八無は余程世界が不思議な様で、キラキラと目を輝かせ何から何まであれは何じゃこれは何じゃと聞いてくる。
黒風も一度晴明に聞いたのだが。
『あー、あの子にとっては世界に出るのははじめて何よ、せやから見る物全てが珍しいんやろなぁ、ま、我慢しいや、あの子は今までアンタの中から世界を眺める事しかできひんかったんやから』
との事だ。
しかし、やかましいことこの上ない。
(……でも、晴明の言ってる事が本当なら……こいつは12年間、ずっと俺の中に閉じ込められてたんだよな)

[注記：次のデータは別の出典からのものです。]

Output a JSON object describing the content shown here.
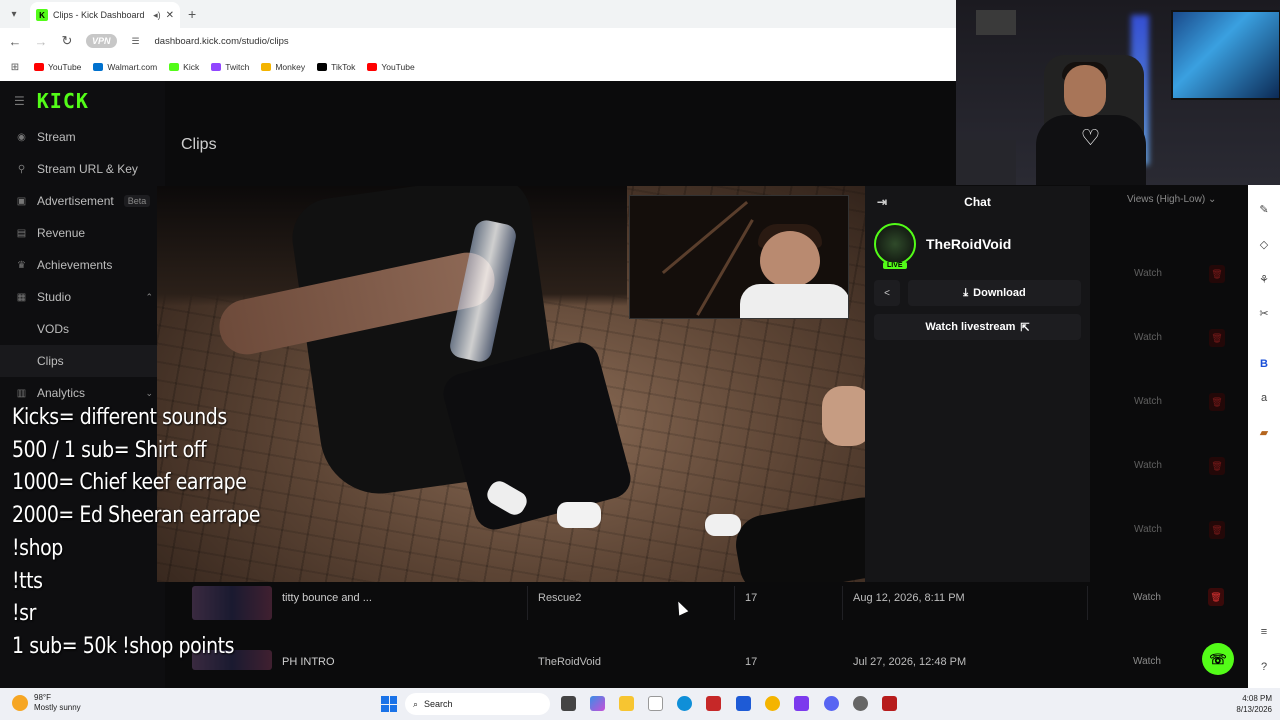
{
  "browser": {
    "tab_title": "Clips - Kick Dashboard",
    "url": "dashboard.kick.com/studio/clips",
    "vpn_label": "VPN",
    "bookmarks": [
      {
        "label": "YouTube",
        "color": "#ff0000"
      },
      {
        "label": "Walmart.com",
        "color": "#0071ce"
      },
      {
        "label": "Kick",
        "color": "#53fc18"
      },
      {
        "label": "Twitch",
        "color": "#9146ff"
      },
      {
        "label": "Monkey",
        "color": "#f4b400"
      },
      {
        "label": "TikTok",
        "color": "#000000"
      },
      {
        "label": "YouTube",
        "color": "#ff0000"
      }
    ]
  },
  "sidebar": {
    "logo": "KICK",
    "items": [
      {
        "label": "Stream",
        "icon": "broadcast-icon"
      },
      {
        "label": "Stream URL & Key",
        "icon": "link-icon"
      },
      {
        "label": "Advertisement",
        "badge": "Beta",
        "icon": "ad-icon"
      },
      {
        "label": "Revenue",
        "icon": "dollar-icon"
      },
      {
        "label": "Achievements",
        "icon": "trophy-icon"
      },
      {
        "label": "Studio",
        "icon": "grid-icon"
      },
      {
        "label": "VODs",
        "icon": ""
      },
      {
        "label": "Clips",
        "icon": ""
      },
      {
        "label": "Analytics",
        "icon": "chart-icon"
      }
    ]
  },
  "main": {
    "title": "Clips",
    "sort_filter": "Views (High-Low)",
    "watch_label": "Watch",
    "rows": [
      {
        "title": "titty bounce and ...",
        "channel": "Rescue2",
        "views": "17",
        "date": "Aug 12, 2026, 8:11 PM"
      },
      {
        "title": "PH INTRO",
        "channel": "TheRoidVoid",
        "views": "17",
        "date": "Jul 27, 2026, 12:48 PM"
      }
    ]
  },
  "chat": {
    "header": "Chat",
    "streamer": "TheRoidVoid",
    "live_badge": "LIVE",
    "download_label": "Download",
    "livestream_label": "Watch livestream"
  },
  "overlay": {
    "lines": [
      "Kicks= different sounds",
      "500 / 1 sub= Shirt off",
      "1000= Chief keef earrape",
      "2000= Ed Sheeran earrape",
      "!shop",
      "!tts",
      "!sr",
      "1 sub= 50k !shop points"
    ]
  },
  "taskbar": {
    "temp": "98°F",
    "weather": "Mostly sunny",
    "search": "Search",
    "time": "4:08 PM",
    "date": "8/13/2026"
  },
  "colors": {
    "kick_green": "#53fc18",
    "danger": "#d33333"
  }
}
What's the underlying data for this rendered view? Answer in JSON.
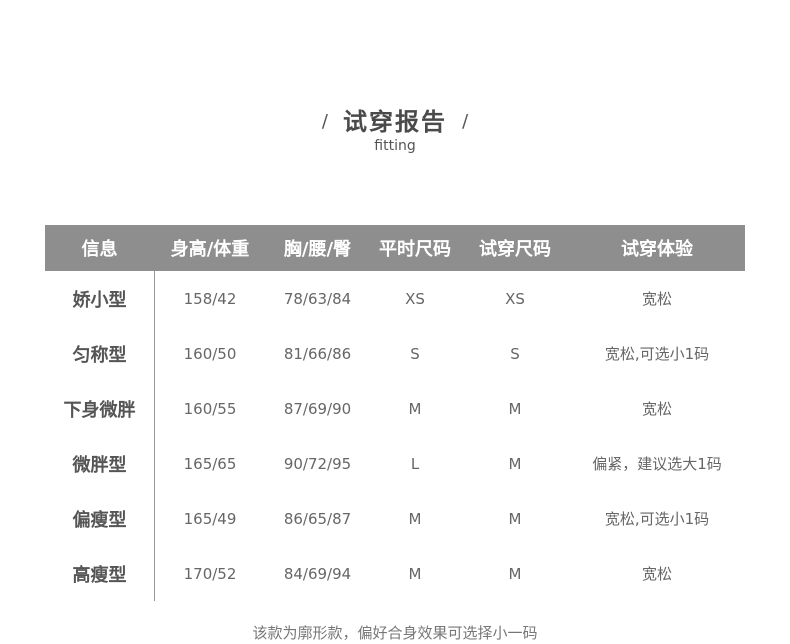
{
  "header": {
    "slash_left": "/",
    "title": "试穿报告",
    "slash_right": "/",
    "subtitle": "fitting"
  },
  "table": {
    "columns": [
      "信息",
      "身高/体重",
      "胸/腰/臀",
      "平时尺码",
      "试穿尺码",
      "试穿体验"
    ],
    "rows": [
      [
        "娇小型",
        "158/42",
        "78/63/84",
        "XS",
        "XS",
        "宽松"
      ],
      [
        "匀称型",
        "160/50",
        "81/66/86",
        "S",
        "S",
        "宽松,可选小1码"
      ],
      [
        "下身微胖",
        "160/55",
        "87/69/90",
        "M",
        "M",
        "宽松"
      ],
      [
        "微胖型",
        "165/65",
        "90/72/95",
        "L",
        "M",
        "偏紧，建议选大1码"
      ],
      [
        "偏瘦型",
        "165/49",
        "86/65/87",
        "M",
        "M",
        "宽松,可选小1码"
      ],
      [
        "高瘦型",
        "170/52",
        "84/69/94",
        "M",
        "M",
        "宽松"
      ]
    ]
  },
  "footnote": "该款为廓形款，偏好合身效果可选择小一码",
  "colors": {
    "header_bg": "#8e8e8e",
    "header_text": "#ffffff",
    "body_text": "#666666"
  }
}
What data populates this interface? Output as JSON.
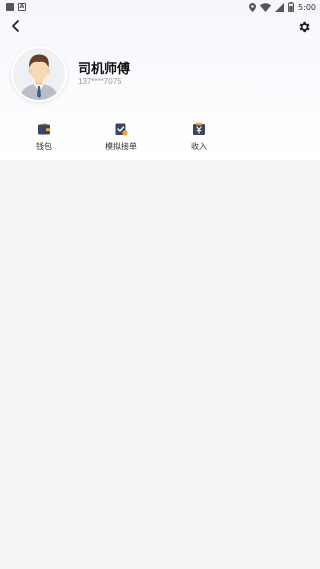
{
  "status_bar": {
    "time": "5:00",
    "icons": [
      "app-square-icon",
      "a-box-icon",
      "location-icon",
      "wifi-icon",
      "signal-icon",
      "battery-icon"
    ]
  },
  "header": {
    "back_icon": "chevron-left-icon",
    "settings_icon": "gear-icon"
  },
  "profile": {
    "name": "司机师傅",
    "phone": "137****7075",
    "avatar_icon": "male-driver-avatar"
  },
  "actions": [
    {
      "label": "钱包",
      "icon": "wallet-icon"
    },
    {
      "label": "模拟接单",
      "icon": "clipboard-check-icon"
    },
    {
      "label": "收入",
      "icon": "yen-income-icon"
    }
  ],
  "colors": {
    "icon_dark": "#3c4466",
    "icon_accent": "#f5a623",
    "background": "#f5f5f5"
  }
}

そう考えると、このはしゃぎ様も仕方ないと黒風は思った。
ただ、一つだけ問題がある。
それは。
「のう!主様よ!儂は次はあそこに行きたいのじゃ!連れていってくれぬかの!」
目立つのだ。
非常に。
まあ、当たり前である、何しろ八無は見た目は美幼女、さらに儂、じゃの、などの古めかしい言葉使いをする。
目立ちたく無い黒風にとっては迷惑この上ない。
しかし。
「わーったから走るな、こけるぞ」
と、言った黒風の顔は笑っている様に見えた。
何だかんだ言っても黒風は根っからのお人好しなのである。
黒風と八無はそんなたわいない会話をしながら街を抜けていった。
夜景の見える高層マンション。
黒風との戦いの後、光栄はそこにいた。
ここは彼の今の拠点であり、住居でもある。
(まさかあそこまで戦えるとは予想外でしたね……)
先程の黒風との戦いを思い返し、次の作戦を考えていると。
プルルルルルルルと、光栄の携帯電話が着信を告げた。
光栄はそれを手に取り、ディスプレイに標準される文字を見て。
チッ、と舌打ちをしてから通話ボタンを押した。
「……もしもし」
と、光栄が言うと。
『あ!もっしもーし!光くーん?』
電話の向こうから、若い女の声がした。
「光くんはやめてくださいと言ったはずですが」
『あっははは、そうだっけー?まあ、気にしないでよー♪』
その時。
電話の向こうからガン!ゴガン!という音が聞こえるのを光栄は確認した。
「……何をしてるんですか?」
『んー?えーっと……ゴミ掃除?』
「……またどっかの組織を潰してるんですか」
『だってさー、こいつら弱いくせにムカつくんだもーんっと!』
電話先の女が言うと。
ゴシャッ!っと音がした。
彼女が何をしているかというと。
「本当に……人を殴りながら電話なんてしないでくださいよ」
そう、彼女は人を殴りながら電話をしているのである。
それも沢山の人間に囲まれている中で。
『だって退屈なんだもーん、よいしょっと!おし終わりー♪』
「はぁ……で?何の用ですか?まさか暇だったからとかじゃ無いですよね?」
『んー?それもあるかなー』
「……切りますね」
『待った待った!冗談だって!』
「だったら早く本題に入ってください」
『もー……せっかちだなぁ光くんはー、んじゃ本題に入るけどぉ、今日さーそっちにアタシの部下が行くのね?んで、一応それの報告?みたいな』
それを聞いた光栄は。
「何故?私一人で充分ですが?」
と、少しイラつきながら言った。
『だってさー、今日光くん負けちゃったんでしょー?』
しかし、そんな光栄の様子など気にせずに電話先の女は痛い所を付いていく。
「っ!」
『あ、言っとくけどこれアタシの考えじゃ無いからねー?これ、あの人の命令だから、逆らっても無駄よん♪』
電話先なので顔を見ることは出来ないが恐らくニヤついた笑顔でいるのが言葉から読み取れる。
「……わかりました」
『ん、じゃ、よろしくねー♪ばーいばーい♪』
そう言って電話先の女は一方的に電話を切った。
「……全くイラつく人ですね」
光栄はしばらく手に持つ携帯を眺め、そしてそれを机に置き、寝室へと向かった。
空に浮かぶ月が、やけに青白く光っていた。